I actually really enjoy taking trips. Of course, packing up the car isn’t always the most fun, nor is scrambling to remember all the little things to make the trip more comfortable, nor is fighting to get out of the city. But then… once you’re out of the city limits, away from the traffic and the stop lights, everything gets nicer. The car settles into a steady pace, the air is fresher, and the world seems to unfurl before us as the horizon expands. I watch the passing countryside change, from villages to mountains to canyons to valleys that stretch wide, inviting families and clans to live in completely isolated places. Thriving villages appear in these hollows and they fascinate me. I love imagining the life people lead in these little enclaves. They are but a blink of an eye for a car-traveler like me, yet for them life is significant.
I love imagining life in the individual settings as we pass through.

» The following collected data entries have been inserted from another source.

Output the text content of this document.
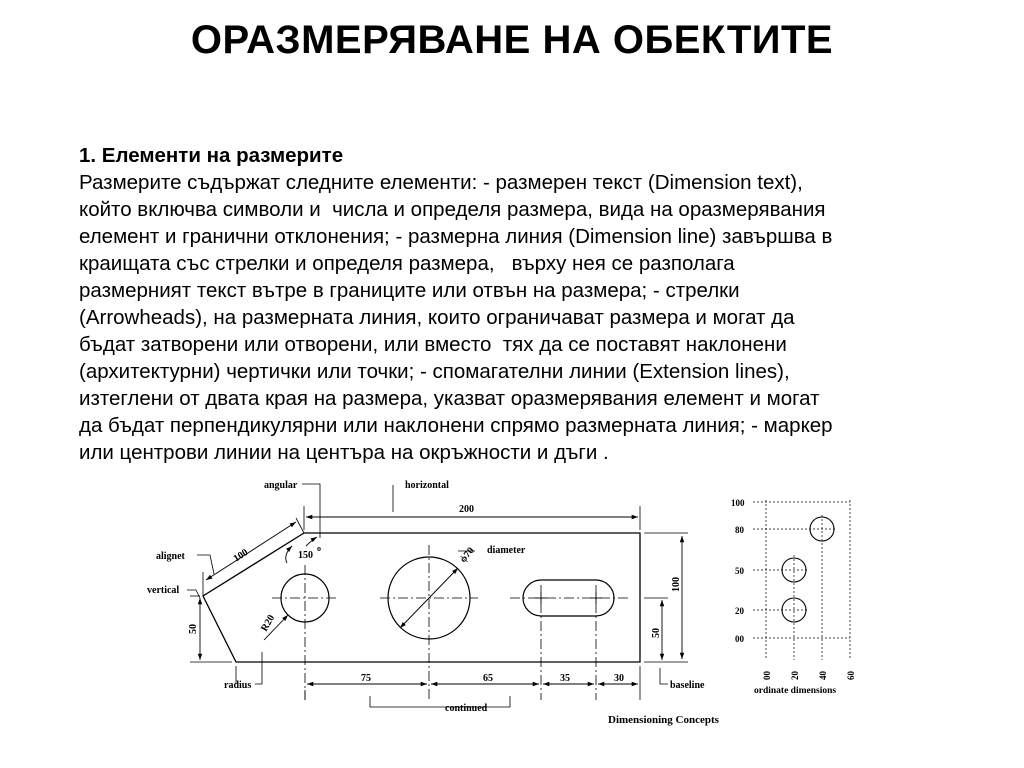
ОРАЗМЕРЯВАНЕ НА ОБЕКТИТЕ
1. Елементи на размерите
Размерите съдържат следните елементи: - размерен текст (Dimension text),
който включва символи и  числа и определя размера, вида на оразмерявания
елемент и гранични отклонения; - размерна линия (Dimension line) завършва в
краищата със стрелки и определя размера,   върху нея се разполага
размерният текст вътре в границите или отвън на размера; - стрелки
(Arrowheads), на размерната линия, които ограничават размера и могат да
бъдат затворени или отворени, или вместо  тях да се поставят наклонени
(архитектурни) чертички или точки; - спомагателни линии (Extension lines),
изтеглени от двата края на размера, указват оразмерявания елемент и могат
да бъдат перпендикулярни или наклонени спрямо размерната линия; - маркер
или центрови линии на центъра на окръжности и дъги .
angular	horizontal
alignet
vertical
diameter
radius
continued
baseline
Dimensioning Concepts
200
100	150
o	ϕ70
R20
50	50
100
75	65	35	30
100
80
50
20
00
00 20 40 60
ordinate dimensions
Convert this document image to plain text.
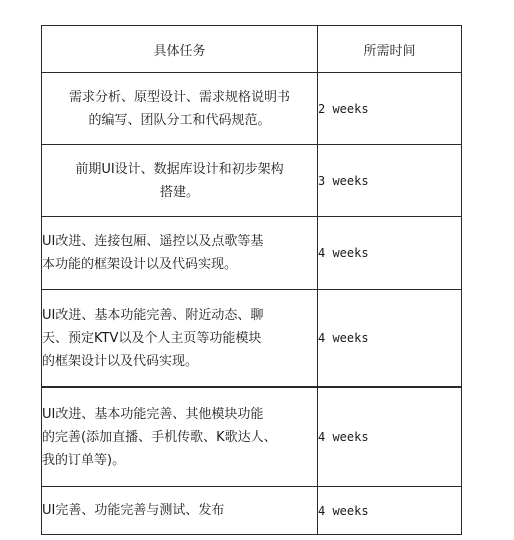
具体任务	所需时间

需求分析、原型设计、需求规格说明书
的编写、团队分工和代码规范。	2 weeks

前期UI设计、数据库设计和初步架构
搭建。	3 weeks

UI改进、连接包厢、遥控以及点歌等基
本功能的框架设计以及代码实现。	4 weeks

UI改进、基本功能完善、附近动态、聊
天、预定KTV以及个人主页等功能模块
的框架设计以及代码实现。	4 weeks

UI改进、基本功能完善、其他模块功能
的完善(添加直播、手机传歌、K歌达人、
我的订单等)。	4 weeks

UI完善、功能完善与测试、发布	4 weeks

What is that woman thinking as she washes her carpet on the street? How long will that boy spend on the back of that horse and where will he go? What does the inside of that house look like and what stories and jokes would we hear if we sat on some pillows and listened, while drinking tea? What TV shows do they like; does that kid with the ball cap even know who the Packers are? If we told them would they say: what is a “packer”?
The thrill of getting a taste of a different life usually wears off, and I am ready to go back to my things, my home, and my comfort-zone. Impatience sets in to get home. And no matter where in the world home is, at this point in the journey there is no sweeter feeling than thinking about my own bed, my own coffee mug brimming with coffee made just the way I like it, and life back in my “normal” zone. My impatience really hits its peak on homeward drives, since I am so close, almost there, yet still not home.
Life is an adventure of walking a mile in someone else’s shoes. I treasure those footsteps. I also appreciate being able to put my own shoes back on.